Well, I have an idea. This week the Co-operative Group agreed terms to acquire Somerfield supermarkets. There are some, say management, which directly compete with existing Co-op shops and so one or other may be up for sale. One of these is in Headington in Oxford where there is a fairly recently refurbished MidCounties Co-op store on one side of the road and a Somerfield on the other.
Some people are all excited that someone like Waitrose might step up and buy it - and in a sense there could be no better buyer as far as the Co-op goes - the other end of the market and a sort of a worker co-operative in its own right.
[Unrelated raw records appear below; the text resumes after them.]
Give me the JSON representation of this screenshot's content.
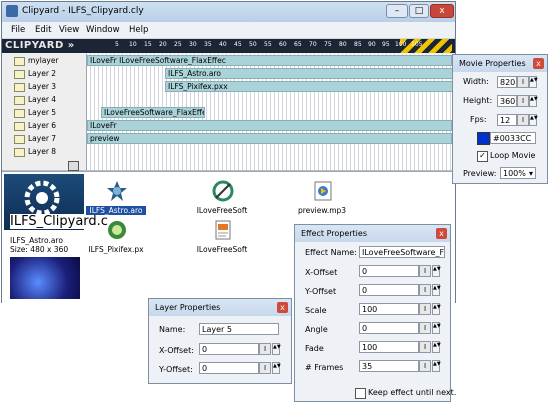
{
  "window": {
    "title": "Clipyard - ILFS_Clipyard.cly",
    "minimize": "–",
    "maximize": "□",
    "close": "x"
  },
  "menu": [
    "File",
    "Edit",
    "View",
    "Window",
    "Help"
  ],
  "timeline": {
    "logo": "CLIPYARD »",
    "ticks": [
      "5",
      "10",
      "15",
      "20",
      "25",
      "30",
      "35",
      "40",
      "45",
      "50",
      "55",
      "60",
      "65",
      "70",
      "75",
      "80",
      "85",
      "90",
      "95",
      "100",
      "105"
    ]
  },
  "layers": [
    {
      "name": "mylayer",
      "clip": "ILoveFr ILoveFreeSoftware_FlaxEffec"
    },
    {
      "name": "Layer 2",
      "clip": "ILFS_Astro.aro"
    },
    {
      "name": "Layer 3",
      "clip": "ILFS_Pixifex.pxx"
    },
    {
      "name": "Layer 4",
      "clip": ""
    },
    {
      "name": "Layer 5",
      "clip": "ILoveFreeSoftware_FlaxEffec"
    },
    {
      "name": "Layer 6",
      "clip": "ILoveFr"
    },
    {
      "name": "Layer 7",
      "clip": "preview"
    },
    {
      "name": "Layer 8",
      "clip": ""
    }
  ],
  "preview": {
    "title": "ILFS_Clipyard.c",
    "file": "ILFS_Astro.aro",
    "size": "Size: 480 x 360"
  },
  "library": [
    {
      "label": "ILFS_Astro.aro",
      "icon": "astro-icon"
    },
    {
      "label": "ILoveFreeSoft",
      "icon": "flax-icon"
    },
    {
      "label": "preview.mp3",
      "icon": "audio-icon"
    },
    {
      "label": "ILFS_Pixifex.px",
      "icon": "pixifex-icon"
    },
    {
      "label": "ILoveFreeSoft",
      "icon": "script-icon"
    }
  ],
  "movie": {
    "title": "Movie Properties",
    "width_label": "Width:",
    "width": "820",
    "height_label": "Height:",
    "height": "360",
    "fps_label": "Fps:",
    "fps": "12",
    "color": "#0033CC",
    "loop_label": "Loop Movie",
    "preview_label": "Preview:",
    "preview": "100%"
  },
  "effect": {
    "title": "Effect Properties",
    "name_label": "Effect Name:",
    "name": "ILoveFreeSoftware_Fla",
    "xoff_label": "X-Offset",
    "xoff": "0",
    "yoff_label": "Y-Offset",
    "yoff": "0",
    "scale_label": "Scale",
    "scale": "100",
    "angle_label": "Angle",
    "angle": "0",
    "fade_label": "Fade",
    "fade": "100",
    "frames_label": "# Frames",
    "frames": "35",
    "keep_label": "Keep effect until next."
  },
  "layerprops": {
    "title": "Layer Properties",
    "name_label": "Name:",
    "name": "Layer 5",
    "xoff_label": "X-Offset:",
    "xoff": "0",
    "yoff_label": "Y-Offset:",
    "yoff": "0"
  }
}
But as I was in a social enterprise meeting earlier today my mind wandered to Headington supermarkets (!) and I wondered if, given it is the Co-operative who have bought them, there might be mileage in proposing a sale to a more local group - perhaps a permanent base for an indoor/farmers' market, or a space which, like the Covered Market in town, could provide "protected space" for independent retailers we wanted to see revived in Headington, set up say as a secondary co-op or a community land trust type structure (or even bought by MidCounties from Co-op Group) enabling local people a say in its management, policies and ownership.
It would require some work of course actually to work out whether the relatively recent decline of independent fresh food retailers in Headington for example has been, as often claimed, because of rent and rates issues where such a facility might be able to help by lowering the cost of access. But if it does seem viable would it be worth trying?
Or would Waitrose or Sainsbury still be a more attractive offering?